![assets/backdoor-toolbox.gif](assets/backdoor-toolbox.gif)

**Backdoor-Toolbox** is a compact toolbox that integrates various backdoor attacks and defenses. We designed our toolbox with a **shallow** function call stack, which makes it easy to **read** and **transplant** by other researchers. Most codes are adapted from the original attack/defense implementation. This repo is still under heavy updates. Welcome to make your contributions for attacks/defenses that have not yet been implemented!

## Features

> You may register your own attacks, defenses and visualization methods in the corresponding files and directories.

### Attacks

**Poisoning attacks**

See [poison_tool_box/](poison_tool_box/) and [create_poisoned_set.py](create_poisoned_set.py).

- `none`: no attack
- `basic`: basic attack with a general trigger (patch, blend, etc.)
- `badnet`: basic attack with badnet patch trigger, http://arxiv.org/abs/1708.06733
- `blend`: basic attack with a single blending trigger, https://arxiv.org/abs/1712.05526
- `trojan`: basic attack with the patch trigger from trojanNN, https://docs.lib.purdue.edu/cgi/viewcontent.cgi?article=2782&context=cstech
- `clean_label`: http://arxiv.org/abs/1912.02771
- `dynamic`: http://arxiv.org/abs/2010.08138
- `SIG`: https://arxiv.org/abs/1902.11237
- `ISSBA`: invisible backdoor attack with sample-specific triggers, https://openaccess.thecvf.com/content/ICCV2021/papers/Li_Invisible_Backdoor_Attack_With_Sample-Specific_Triggers_ICCV_2021_paper.pdf
- `WaNet`: imperceptible warping-based backdoor attack, http://arxiv.org/abs/2102.10369
- `refool`: reflection backdoor, http://arxiv.org/abs/2007.02343
- `TaCT`: source specific attack, https://arxiv.org/abs/1908.00686
- `adaptive_blend`: Adap-Blend attack with a single blending trigger, https://openreview.net/forum?id=_wSHsgrVali
- `adaptive_patch`: Adap-Patch attack with `k`=4 different patch triggers, https://openreview.net/forum?id=_wSHsgrVali
- `adaptive_k_way`: adaptive attack with `k` pixel triggers, https://openreview.net/forum?id=_wSHsgrVali
- `badnet_all_to_all`: All-to-all BadNet attack
- `SleeperAgent`: http://arxiv.org/abs/2106.08970
- ... (others to be incorporated)

**Other attacks**

See [other_attacks_tool_box/](other_attacks_tool_box/) and [other_attack.py](other_attack.py).
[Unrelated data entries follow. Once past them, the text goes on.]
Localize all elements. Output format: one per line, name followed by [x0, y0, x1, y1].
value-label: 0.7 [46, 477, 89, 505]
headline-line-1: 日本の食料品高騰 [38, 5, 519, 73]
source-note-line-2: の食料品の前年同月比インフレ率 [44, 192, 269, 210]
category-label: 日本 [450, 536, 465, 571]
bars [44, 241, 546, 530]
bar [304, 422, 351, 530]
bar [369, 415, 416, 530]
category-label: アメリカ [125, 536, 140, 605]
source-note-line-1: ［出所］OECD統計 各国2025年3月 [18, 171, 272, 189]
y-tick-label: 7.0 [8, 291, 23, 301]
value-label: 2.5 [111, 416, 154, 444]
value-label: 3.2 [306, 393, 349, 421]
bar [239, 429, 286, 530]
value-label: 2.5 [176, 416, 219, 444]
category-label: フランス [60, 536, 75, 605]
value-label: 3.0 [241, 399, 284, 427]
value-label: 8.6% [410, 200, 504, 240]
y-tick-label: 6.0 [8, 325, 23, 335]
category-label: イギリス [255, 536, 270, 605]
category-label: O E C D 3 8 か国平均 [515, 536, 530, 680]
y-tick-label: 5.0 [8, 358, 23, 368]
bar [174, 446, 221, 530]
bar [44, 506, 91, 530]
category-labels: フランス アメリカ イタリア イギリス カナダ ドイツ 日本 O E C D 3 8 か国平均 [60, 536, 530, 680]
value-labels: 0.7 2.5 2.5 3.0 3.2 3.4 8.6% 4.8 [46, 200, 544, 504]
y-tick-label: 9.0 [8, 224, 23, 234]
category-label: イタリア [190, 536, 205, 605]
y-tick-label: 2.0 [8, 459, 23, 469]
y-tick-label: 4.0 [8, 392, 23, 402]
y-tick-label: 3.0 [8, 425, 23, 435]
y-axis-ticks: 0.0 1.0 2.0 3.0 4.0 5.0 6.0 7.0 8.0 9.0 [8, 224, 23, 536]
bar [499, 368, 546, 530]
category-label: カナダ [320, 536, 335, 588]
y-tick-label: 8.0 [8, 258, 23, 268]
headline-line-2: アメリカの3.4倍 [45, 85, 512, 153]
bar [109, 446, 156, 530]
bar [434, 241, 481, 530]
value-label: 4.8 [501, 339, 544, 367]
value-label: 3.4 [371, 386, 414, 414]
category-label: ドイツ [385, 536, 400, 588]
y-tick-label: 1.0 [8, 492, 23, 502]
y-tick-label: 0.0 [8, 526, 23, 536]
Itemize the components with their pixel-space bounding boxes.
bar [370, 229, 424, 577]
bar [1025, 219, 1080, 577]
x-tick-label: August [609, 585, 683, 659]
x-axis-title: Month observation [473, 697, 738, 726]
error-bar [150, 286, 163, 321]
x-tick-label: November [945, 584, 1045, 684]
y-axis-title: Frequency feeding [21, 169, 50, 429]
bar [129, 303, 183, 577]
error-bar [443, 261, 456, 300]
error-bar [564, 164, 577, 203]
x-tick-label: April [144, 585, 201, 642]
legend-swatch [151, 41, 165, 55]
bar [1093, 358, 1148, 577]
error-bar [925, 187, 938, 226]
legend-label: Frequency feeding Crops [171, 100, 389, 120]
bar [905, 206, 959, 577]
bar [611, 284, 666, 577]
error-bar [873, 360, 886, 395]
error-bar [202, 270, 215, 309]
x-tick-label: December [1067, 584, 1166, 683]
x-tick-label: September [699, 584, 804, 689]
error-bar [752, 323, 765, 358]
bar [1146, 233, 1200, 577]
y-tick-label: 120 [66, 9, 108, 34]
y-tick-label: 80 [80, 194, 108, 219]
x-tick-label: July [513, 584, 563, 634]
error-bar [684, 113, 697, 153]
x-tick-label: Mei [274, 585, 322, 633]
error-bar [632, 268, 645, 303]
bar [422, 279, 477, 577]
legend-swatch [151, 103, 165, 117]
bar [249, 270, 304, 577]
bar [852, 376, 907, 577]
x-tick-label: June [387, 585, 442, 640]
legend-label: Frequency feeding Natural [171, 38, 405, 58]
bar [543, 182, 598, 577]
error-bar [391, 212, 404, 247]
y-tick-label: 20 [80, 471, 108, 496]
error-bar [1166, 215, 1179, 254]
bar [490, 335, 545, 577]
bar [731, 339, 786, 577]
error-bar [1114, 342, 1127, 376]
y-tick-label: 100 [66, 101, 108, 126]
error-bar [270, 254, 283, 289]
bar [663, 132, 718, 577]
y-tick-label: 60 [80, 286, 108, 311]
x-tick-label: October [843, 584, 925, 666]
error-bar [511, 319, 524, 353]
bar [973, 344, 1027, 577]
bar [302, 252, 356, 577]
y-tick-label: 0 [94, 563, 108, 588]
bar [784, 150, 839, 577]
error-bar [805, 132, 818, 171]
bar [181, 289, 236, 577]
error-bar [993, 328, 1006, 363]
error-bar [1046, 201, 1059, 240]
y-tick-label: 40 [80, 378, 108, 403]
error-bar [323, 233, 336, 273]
- `TrojanNN`: https://docs.lib.purdue.edu/cgi/viewcontent.cgi?article=2782&context=cstech
- ... (others to be incorporated)


### Defenses

**Poison Cleansers**

See [cleansers_tool_box/](cleansers_tool_box/) and [cleanser.py](cleanser.py).

- `SCAn`: https://arxiv.org/abs/1908.00686
- `AC`: activation clustering, https://arxiv.org/abs/1811.03728
- `SS`: spectral signature, https://arxiv.org/abs/1811.00636
- `SPECTRE`: https://arxiv.org/abs/2104.11315
- `Strip` (modified as a poison cleanser): http://arxiv.org/abs/1902.06531
- `SentiNet` (modified as a poison cleanser): https://ieeexplore.ieee.org/abstract/document/9283822
- `Frequency`: https://openaccess.thecvf.com/content/ICCV2021/html/Zeng_Rethinking_the_Backdoor_Attacks_Triggers_A_Frequency_Perspective_ICCV_2021_paper.html
- `CT`: confusion training, https://arxiv.org/abs/2205.13616 (deprecated, refer to [the official repository](https://github.com/Unispac/Fight-Poison-With-Poison/tree/master) for the latest version)

**Other Defenses**

See [other_defenses_tool_box/](other_defenses_tool_box/) and [other_defense.py](other_defense.py).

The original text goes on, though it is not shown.